On Saturday 25 September 2010 02:55:24, Ian Lynagh wrote:
On Fri, Sep 24, 2010 at 09:21:19PM +0200, Daniel Fischer wrote:
Proposal: A stricter implementation of lines.
Reason: The current implementation causes a space leak (cf. http://homepages.inf.ed.ac.uk/wadler/papers/leak/leak.ps), at least in GHC.
The proposed implementation fixes the leak at the small cost of being stricter if the first _|_ in the String is the first character of a line.
I think this changes the definition from one that currently has a space leak with GHC, to one which necessarily must have a space leak (as all of l must be held in memory while we look for a newline).
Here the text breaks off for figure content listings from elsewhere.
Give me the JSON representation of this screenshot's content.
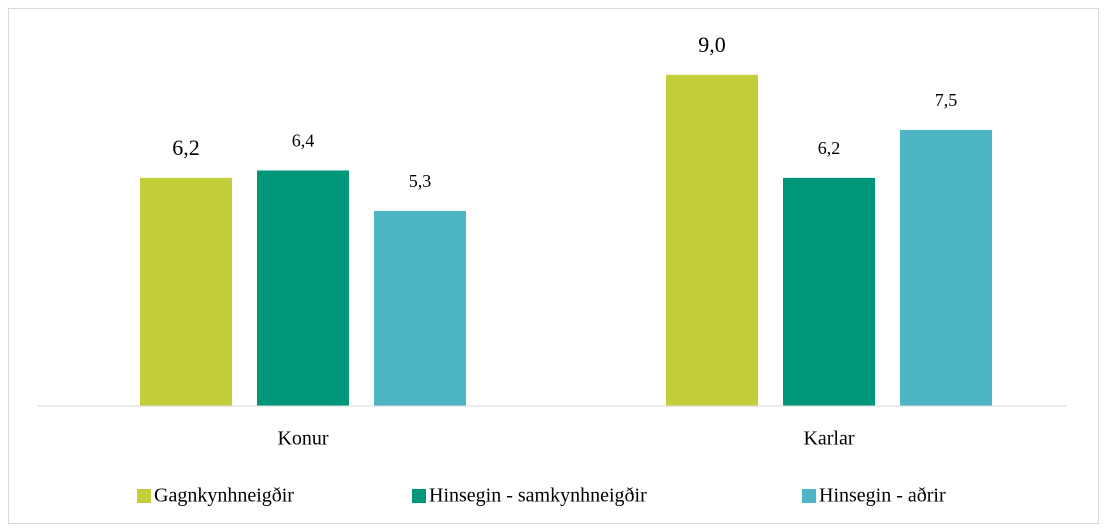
{
  "chart_data": {
    "type": "bar",
    "categories": [
      "Konur",
      "Karlar"
    ],
    "series": [
      {
        "name": "Gagnkynhneigðir",
        "color": "#c3cf3a",
        "values": [
          6.2,
          9.0
        ],
        "value_labels": [
          "6,2",
          "9,0"
        ]
      },
      {
        "name": "Hinsegin - samkynhneigðir",
        "color": "#009679",
        "values": [
          6.4,
          6.2
        ],
        "value_labels": [
          "6,4",
          "6,2"
        ]
      },
      {
        "name": "Hinsegin - aðrir",
        "color": "#4db5c4",
        "values": [
          5.3,
          7.5
        ],
        "value_labels": [
          "5,3",
          "7,5"
        ]
      }
    ],
    "ylim": [
      0,
      10
    ],
    "legend": "bottom"
  }
}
No, with the proposed implementation, e.g. counting line lengths runs in constant space: ./newTest 50000000 2 +RTS -s 50000000 50000001 50000002 18,070,120,752 bytes allocated in the heap 1,721,193,144 bytes copied during GC 34,164 bytes maximum residency (1642 sample(s)) 45,204 bytes maximum slop 2 MB total memory in use (0 MB lost due to fragmentation) Generation 0: 32825 collections, 0 parallel, 12.62s, 12.98s elapsed Generation 1: 1642 collections, 0 parallel, 0.52s, 0.59s elapsed vs. ./origTest 50000000 2 +RTS -s 50000000 50000001 50000002 18,070,120,940 bytes allocated in the heap 3,966,182,576 bytes copied during GC 446,080,496 bytes maximum residency (23 sample(s)) 10,059,688 bytes maximum slop 872 MB total memory in use (7 MB lost due to fragmentation) Generation 0: 34444 collections, 0 parallel, 13.81s, 24.92s elapsed Generation 1: 23 collections, 0 parallel, 6.55s, 27.90s elapsed Since break (== '\n') immediately constructs a pair, the pattern match also succeeds immediately after the first character has been scanned and thus the first line is availabe as it is scanned. If nothing else holds a reference to it, it can be garbage-collected incrementally as it is delivered and consumed.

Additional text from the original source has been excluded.